Son abattement fut profond lorsqu'il comprit que toute son existence risquait désormais d'être grevée par ce handicap.
Pour lui, ne plus pouvoir participer à ce gigantesque chantier de Panamá était la pire des punitions. Il s'était tellement passionné pour cette aventure depuis six ans et il y avait tellement participé qu'il ne put admettre que tout cela lui soit maintenant interdit. Interdites ces épuisantes mais exaltantes journées au cours desquelles, dirigeant le travail des équipes de terrassiers, il voyait avec fierté s'allonger les rails luisants où, bientôt, allaient gronder les convois de Decauville. Des rails, des machines et des wagons fournis par lui, pour le compte de la Sofranco, bien sûr, mais d'abord vendus par lui. Parce que c'était lui, Martial Castagnier, l'ancien petit négociant en vins, qui avait emporté certains marchés, de haute lutte. Qui les avait gagnés devant dix ou vingt concurrents prêts à tout pour vaincre ; ouverts à toutes les compromissions, les bassesses et les pots-de-vin, les trafics.
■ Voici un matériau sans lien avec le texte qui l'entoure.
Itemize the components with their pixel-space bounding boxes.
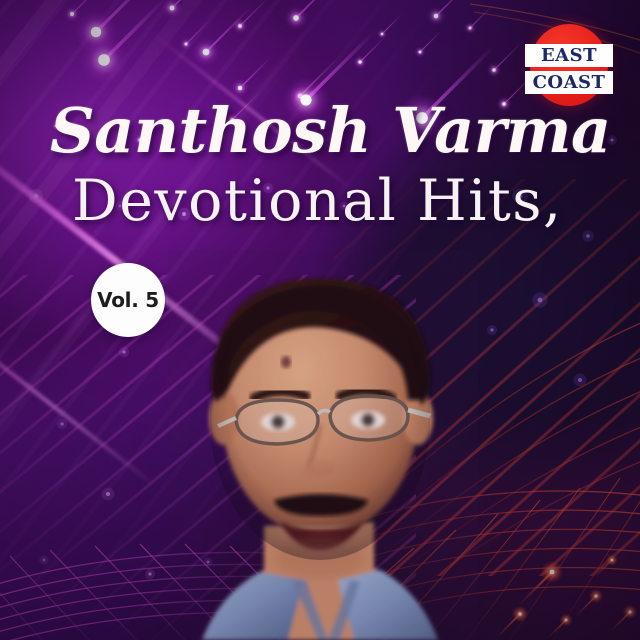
logo-line-2: COAST — [525, 71, 613, 94]
page-title: Santhosh Varma — [50, 94, 611, 167]
volume-badge: Vol. 5 — [91, 263, 165, 337]
album-subtitle: Devotional Hits, — [72, 168, 563, 234]
artist-portrait — [168, 250, 478, 640]
east-coast-logo: EAST COAST — [530, 24, 608, 106]
volume-badge-label: Vol. 5 — [97, 288, 159, 312]
logo-line-1: EAST — [525, 44, 613, 67]
album-cover: Santhosh Varma Devotional Hits, Vol. 5 E… — [0, 0, 640, 640]
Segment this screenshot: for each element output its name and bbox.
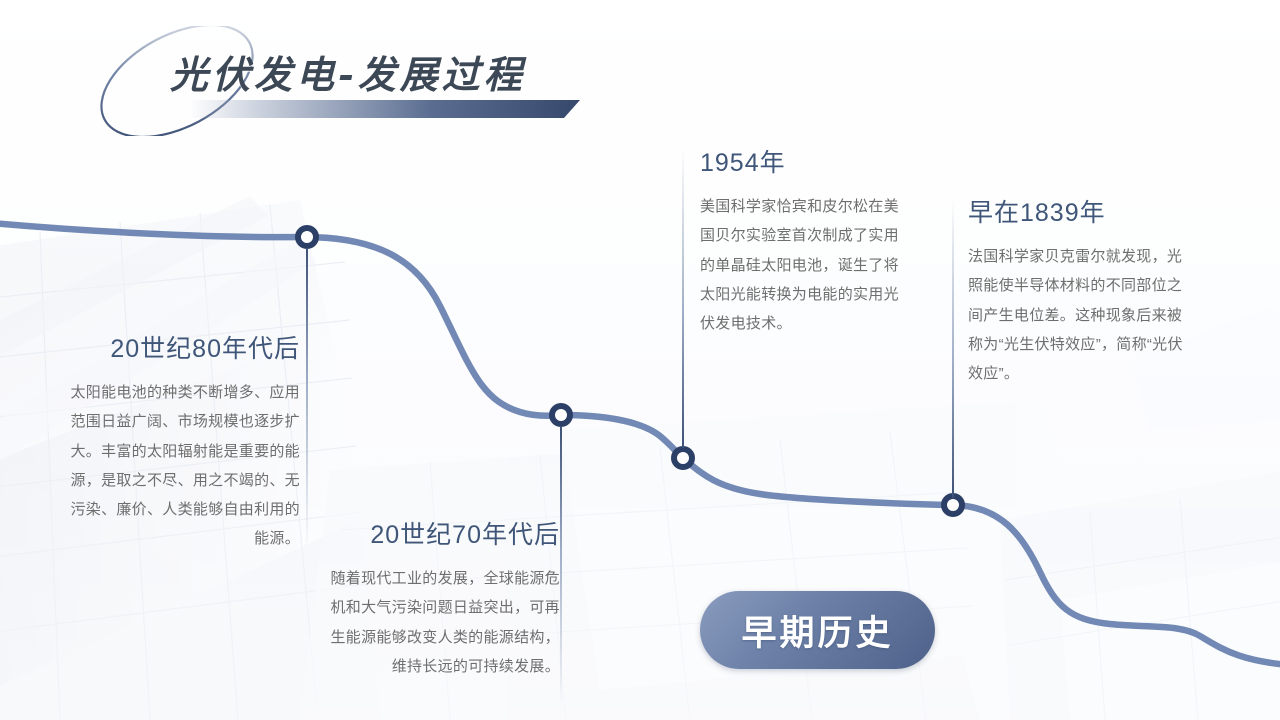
timeline-entry-70s: 20世纪70年代后 随着现代工业的发展，全球能源危机和大气污染问题日益突出，可再… <box>330 520 560 681</box>
timeline-entry-80s: 20世纪80年代后 太阳能电池的种类不断增多、应用范围日益广阔、市场规模也逐步扩… <box>60 334 300 554</box>
entry-heading: 早在1839年 <box>968 198 1186 228</box>
entry-body: 太阳能电池的种类不断增多、应用范围日益广阔、市场规模也逐步扩大。丰富的太阳辐射能… <box>60 378 300 554</box>
divider-1839 <box>952 198 954 498</box>
entry-heading: 20世纪70年代后 <box>330 520 560 550</box>
entry-body: 美国科学家恰宾和皮尔松在美国贝尔实验室首次制成了实用的单晶硅太阳电池，诞生了将太… <box>700 192 906 338</box>
entry-heading: 1954年 <box>700 148 906 178</box>
divider-70s <box>560 426 562 706</box>
entry-body: 法国科学家贝克雷尔就发现，光照能使半导体材料的不同部位之间产生电位差。这种现象后… <box>968 242 1186 388</box>
slide-canvas: 光伏发电-发展过程 20世纪80年代后 太阳能电池的种类不断增多、应用范围日益广… <box>0 0 1280 720</box>
entry-heading: 20世纪80年代后 <box>60 334 300 364</box>
timeline-entry-1839: 早在1839年 法国科学家贝克雷尔就发现，光照能使半导体材料的不同部位之间产生电… <box>968 198 1186 388</box>
section-badge[interactable]: 早期历史 <box>700 591 935 669</box>
divider-80s <box>306 248 308 548</box>
entry-body: 随着现代工业的发展，全球能源危机和大气污染问题日益突出，可再生能源能够改变人类的… <box>330 564 560 681</box>
divider-1954 <box>682 148 684 448</box>
timeline-entry-1954: 1954年 美国科学家恰宾和皮尔松在美国贝尔实验室首次制成了实用的单晶硅太阳电池… <box>700 148 906 338</box>
section-badge-label: 早期历史 <box>741 605 893 656</box>
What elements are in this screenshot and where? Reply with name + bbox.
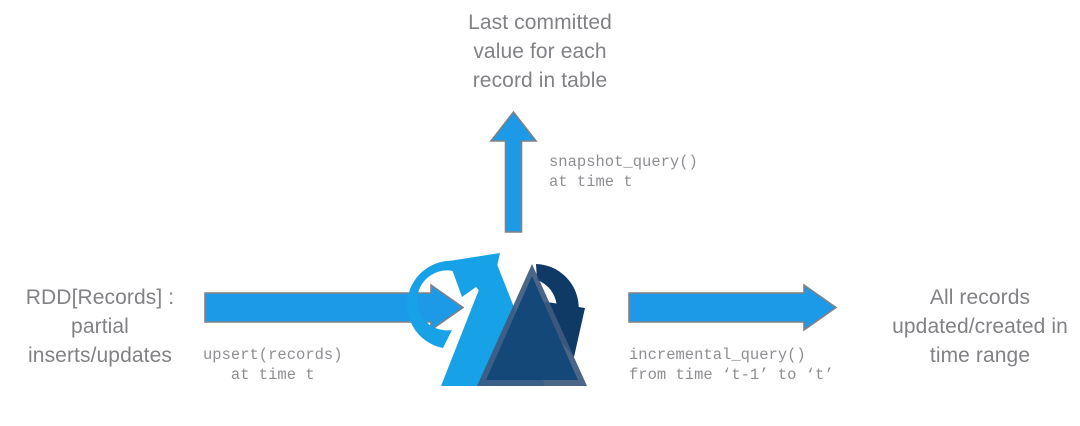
incremental-query-annotation: incremental_query() from time ‘t-1’ to ‘… bbox=[629, 345, 834, 385]
arrow-up-icon bbox=[491, 112, 536, 232]
diagram-canvas: Last committed value for each record in … bbox=[0, 0, 1080, 426]
circular-arrow-ccw-icon bbox=[407, 253, 500, 348]
logo-triangle-navy bbox=[486, 276, 578, 380]
circular-arrow-cw-icon bbox=[534, 264, 585, 357]
snapshot-output-label: Last committed value for each record in … bbox=[395, 8, 685, 95]
incremental-output-label: All records updated/created in time rang… bbox=[880, 283, 1080, 370]
input-records-label: RDD[Records] : partial inserts/updates bbox=[0, 283, 200, 370]
logo-triangle-light bbox=[441, 254, 545, 386]
arrow-right-icon-right bbox=[629, 285, 836, 330]
upsert-annotation: upsert(records) at time t bbox=[203, 345, 343, 385]
snapshot-query-annotation: snapshot_query() at time t bbox=[549, 152, 698, 192]
logo-triangle-slate bbox=[477, 264, 587, 386]
arrow-right-icon-left bbox=[205, 285, 463, 330]
hudi-logo-icon bbox=[407, 253, 587, 386]
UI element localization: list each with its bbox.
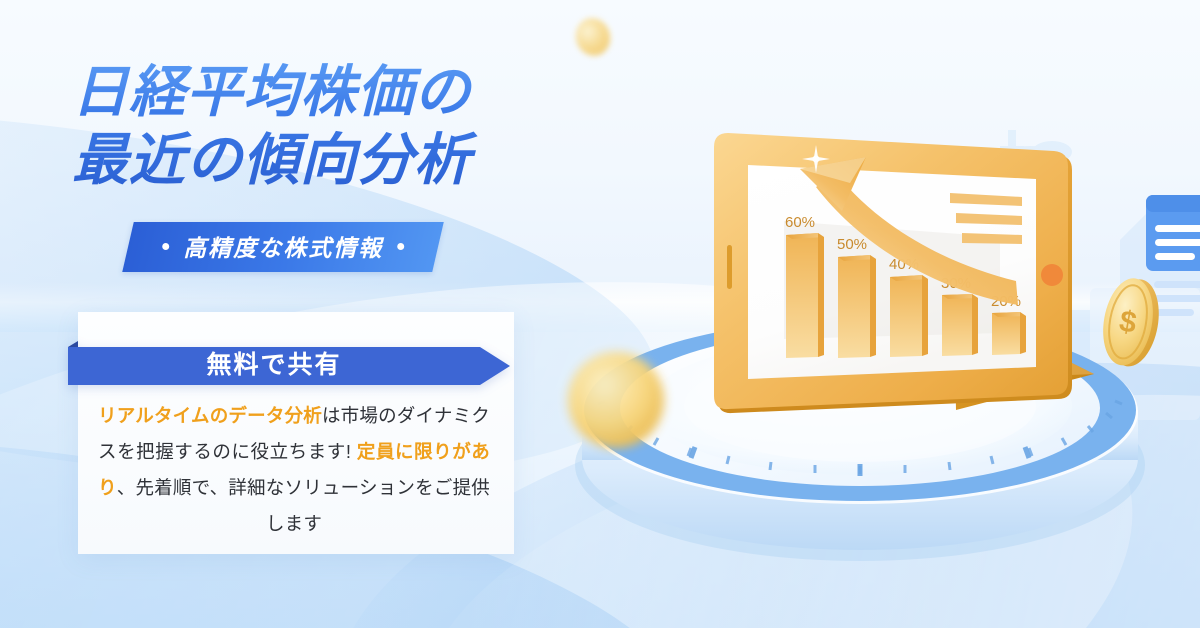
tablet-device: 60% 50% 40% 30% 20% — [700, 133, 1090, 428]
card-body-highlight-1: リアルタイムのデータ分析 — [98, 405, 322, 426]
bar-label-1: 50% — [837, 236, 867, 253]
badge-right-dot-icon — [397, 243, 404, 250]
illustration: 60% 50% 40% 30% 20% — [560, 0, 1200, 628]
subtitle-badge: 高精度な株式情報 — [122, 222, 444, 272]
card-body-plain-2: 、先着順で、詳細なソリューションをご提供します — [117, 477, 490, 534]
badge-left-dot-icon — [162, 243, 169, 250]
tablet-side-button — [727, 245, 732, 289]
bar-label-0: 60% — [785, 214, 815, 231]
subtitle-badge-wrap: 高精度な株式情報 — [128, 222, 438, 272]
hero-banner: 60% 50% 40% 30% 20% — [0, 0, 1200, 628]
tablet-home-button — [1041, 264, 1063, 286]
badge-label: 高精度な株式情報 — [183, 229, 383, 263]
ribbon-banner — [68, 341, 510, 385]
coin-dollar-right-icon: $ — [1094, 272, 1164, 372]
coin-blurred-left-icon — [568, 352, 664, 448]
coin-floating-top-icon — [571, 14, 615, 61]
page-title: 日経平均株価の 最近の傾向分析 — [72, 58, 592, 195]
card-body-text: リアルタイムのデータ分析は市場のダイナミクスを把握するのに役立ちます! 定員に限… — [98, 398, 490, 542]
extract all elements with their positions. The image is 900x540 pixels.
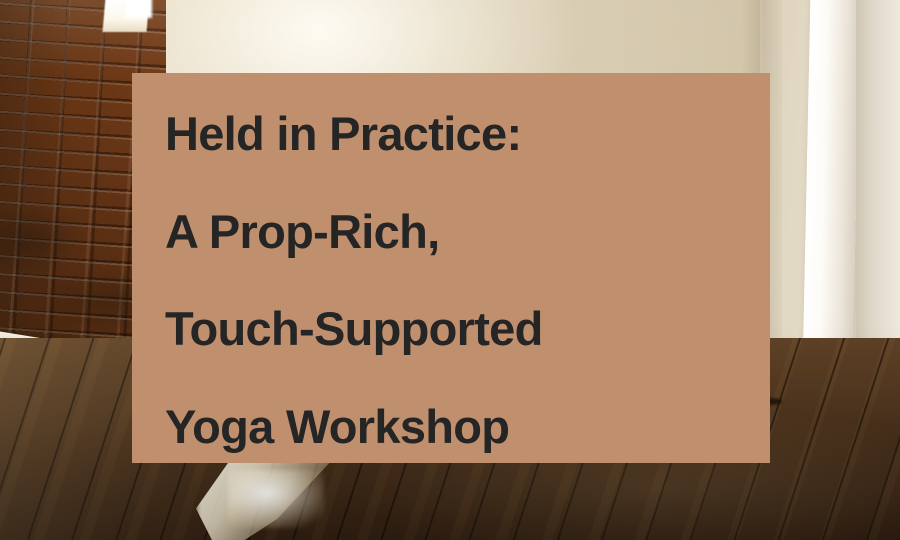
headline-line-3: Touch-Supported	[132, 280, 770, 378]
title-card-graphic: Held in Practice: A Prop-Rich, Touch-Sup…	[0, 0, 900, 540]
headline-line-4: Yoga Workshop	[132, 378, 770, 476]
sunlight-patch-core	[228, 470, 324, 528]
headline-line-1: Held in Practice:	[132, 73, 770, 183]
headline-overlay-card: Held in Practice: A Prop-Rich, Touch-Sup…	[132, 73, 770, 463]
headline-line-2: A Prop-Rich,	[132, 183, 770, 281]
window-light-highlight	[126, 0, 152, 18]
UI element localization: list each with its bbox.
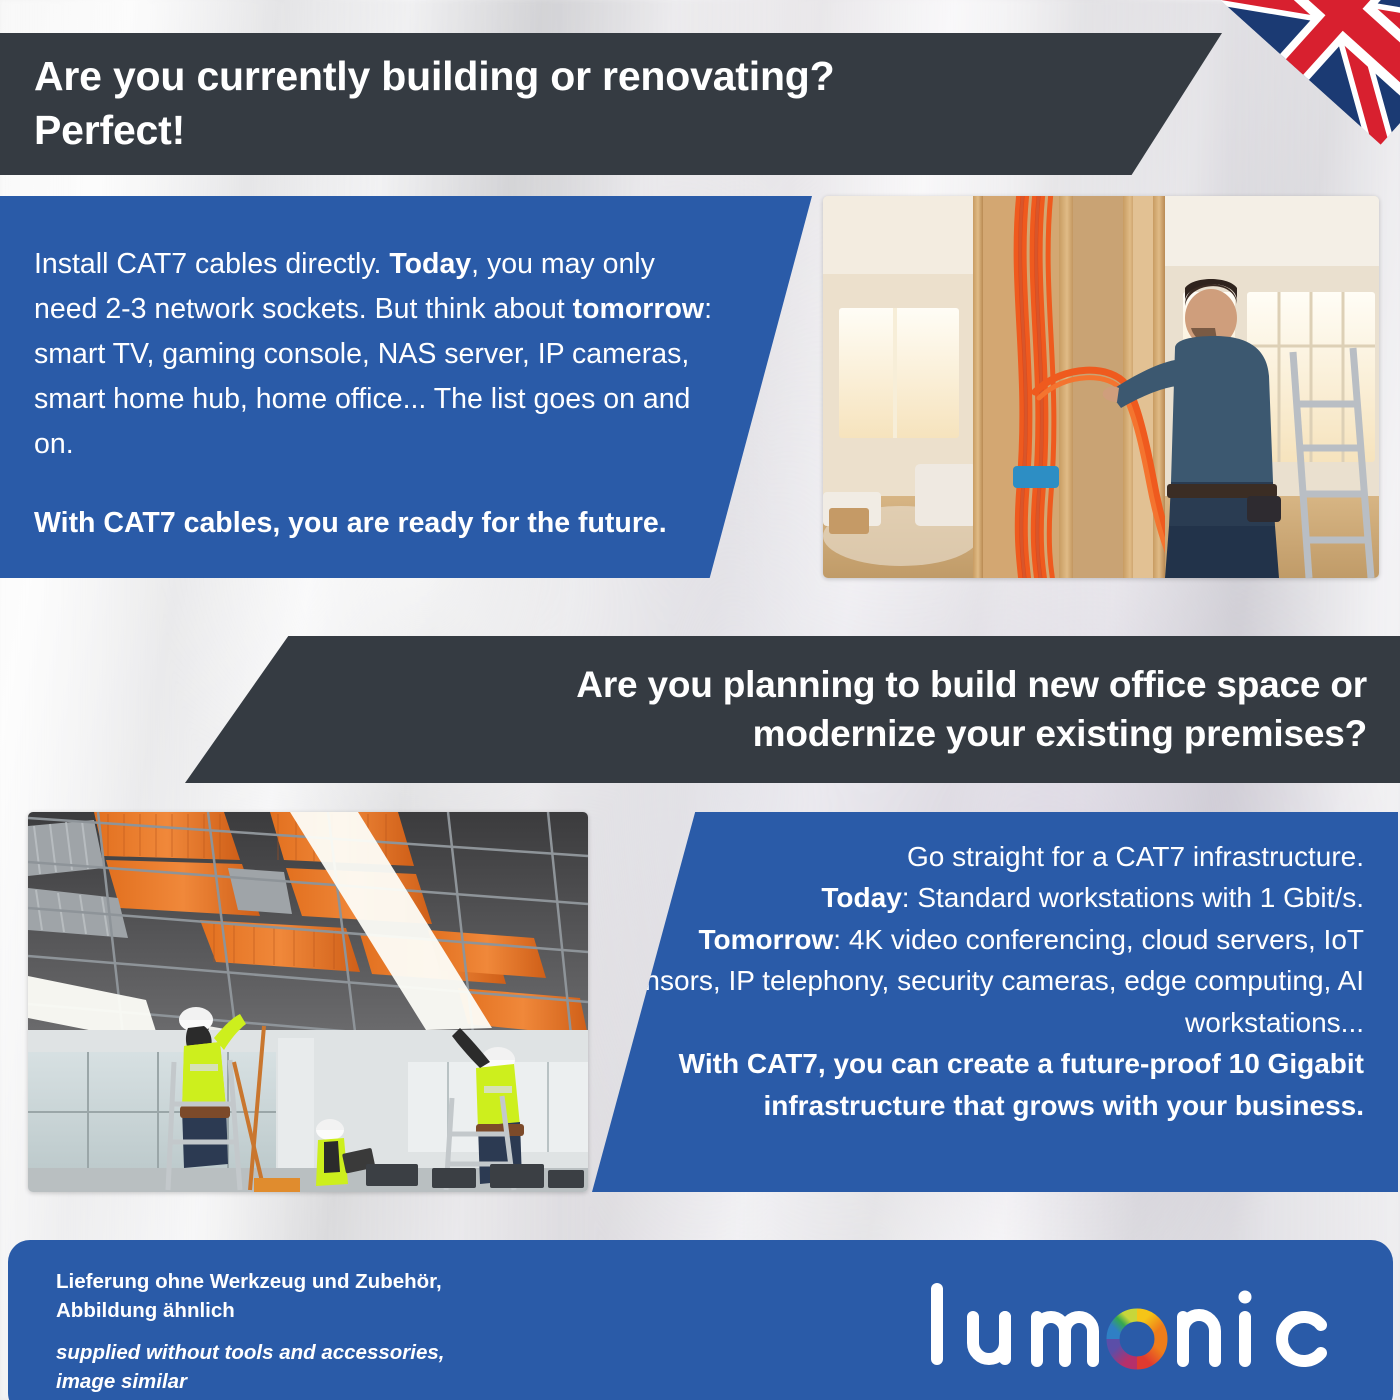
disclaimer-german: Lieferung ohne Werkzeug und Zubehör, Abb… bbox=[56, 1267, 444, 1325]
headline-primary-line-1: Are you currently building or renovating… bbox=[34, 50, 1222, 104]
disclaimer-english-line-2: image similar bbox=[56, 1367, 444, 1396]
headline-secondary-line-2: modernize your existing premises? bbox=[185, 710, 1367, 758]
headline-banner-secondary: Are you planning to build new office spa… bbox=[185, 636, 1400, 783]
color-wheel-o-icon bbox=[1113, 1315, 1161, 1363]
headline-secondary-line-1: Are you planning to build new office spa… bbox=[185, 661, 1367, 709]
headline-primary-line-2: Perfect! bbox=[34, 104, 1222, 158]
photo-office-ceiling-cable-tray bbox=[28, 812, 588, 1192]
content-panel-office: Go straight for a CAT7 infrastructure. T… bbox=[592, 812, 1398, 1192]
panel-office-label-today: Today bbox=[821, 882, 901, 913]
headline-banner-primary: Are you currently building or renovating… bbox=[0, 33, 1222, 175]
lumonic-logo bbox=[919, 1273, 1339, 1393]
panel-office-line-1: Go straight for a CAT7 infrastructure. bbox=[592, 836, 1364, 877]
panel-office-tomorrow-row: Tomorrow: 4K video conferencing, cloud s… bbox=[592, 919, 1364, 1043]
panel-home-text-a: Install CAT7 cables directly. bbox=[34, 248, 389, 280]
disclaimer-note: Lieferung ohne Werkzeug und Zubehör, Abb… bbox=[56, 1267, 444, 1396]
content-panel-home: Install CAT7 cables directly. Today, you… bbox=[0, 196, 812, 578]
panel-office-closing: With CAT7, you can create a future-proof… bbox=[592, 1043, 1364, 1126]
panel-office-today-text: : Standard workstations with 1 Gbit/s. bbox=[902, 882, 1364, 913]
panel-home-emphasis-today: Today bbox=[389, 248, 471, 280]
panel-home-spacer bbox=[34, 467, 812, 501]
panel-office-closing-text: With CAT7, you can create a future-proof… bbox=[679, 1048, 1364, 1120]
panel-home-paragraph-1: Install CAT7 cables directly. Today, you… bbox=[34, 242, 724, 467]
footer-bar: Lieferung ohne Werkzeug und Zubehör, Abb… bbox=[8, 1240, 1393, 1400]
panel-home-paragraph-2: With CAT7 cables, you are ready for the … bbox=[34, 501, 724, 546]
disclaimer-german-line-1: Lieferung ohne Werkzeug und Zubehör, bbox=[56, 1267, 444, 1296]
panel-office-today-row: Today: Standard workstations with 1 Gbit… bbox=[592, 877, 1364, 918]
disclaimer-english: supplied without tools and accessories, … bbox=[56, 1338, 444, 1396]
photo-home-cat7-wall-installation bbox=[823, 196, 1379, 578]
disclaimer-english-line-1: supplied without tools and accessories, bbox=[56, 1338, 444, 1367]
panel-office-label-tomorrow: Tomorrow bbox=[698, 924, 833, 955]
panel-home-closing: With CAT7 cables, you are ready for the … bbox=[34, 507, 667, 539]
panel-home-emphasis-tomorrow: tomorrow bbox=[573, 293, 704, 325]
disclaimer-german-line-2: Abbildung ähnlich bbox=[56, 1296, 444, 1325]
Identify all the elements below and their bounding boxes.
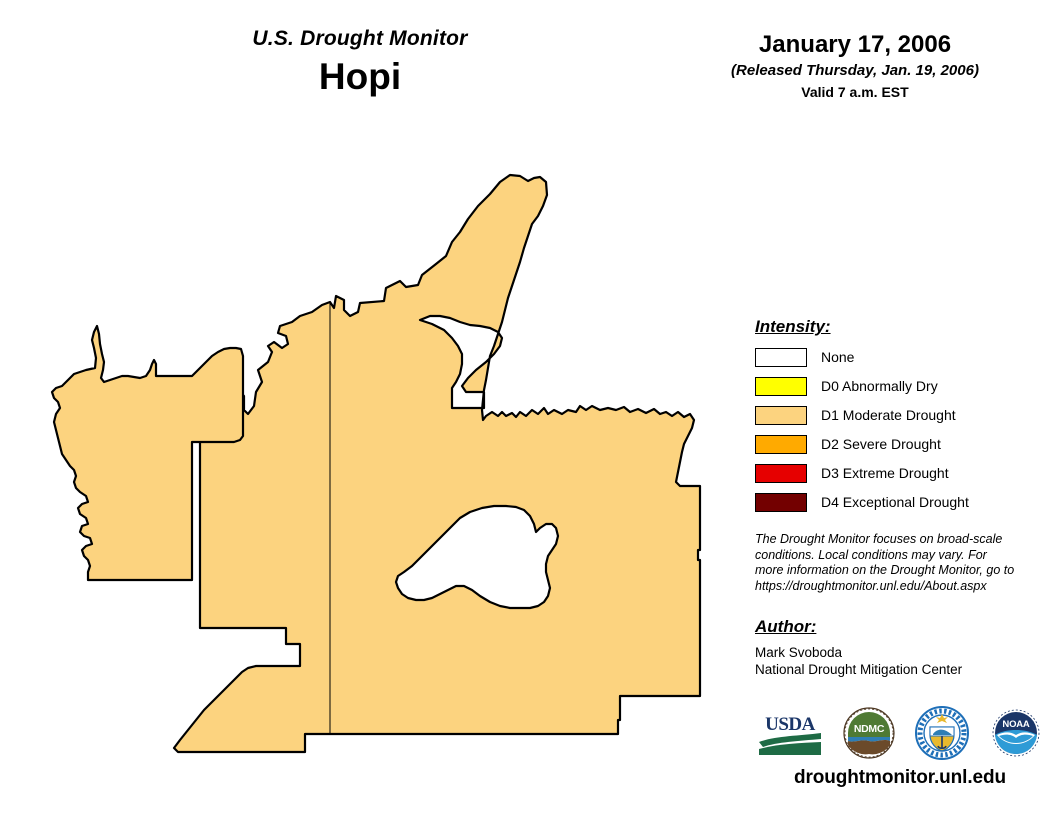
noaa-logo: NOAA [990,708,1042,758]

Oui, fierté d'avoir été le meilleur négociateur, le plus sérieux, celui dont la réputation n'avait cessé de grandir et avec qui traitaient les plus grosses sociétés du chantier. Et c'était de tout cela que sa mauvaise santé risquait de le priver. Et aussi de toutes ces heures passées dans les ateliers de réparation où, à la chaleur des forges et des chaudières à vapeur, s'ajoutait la moite et mortelle touffeur qui suintait de la jungle et des marécages.
Heures exténuantes, mais combien excitantes puisqu'il s'agissait, là encore, de gagner contre le temps, en réparant au plus vite et au mieux la machine cassée, la pièce défectueuse.
Interdite aussi maintenant l'organisation des chantiers de minage concédés à la Sofranco dans certaines portions du massif de la Culebra où, d'un souffle, les charges de dynamite pulvérisaient des milliers de mètres cubes de roche !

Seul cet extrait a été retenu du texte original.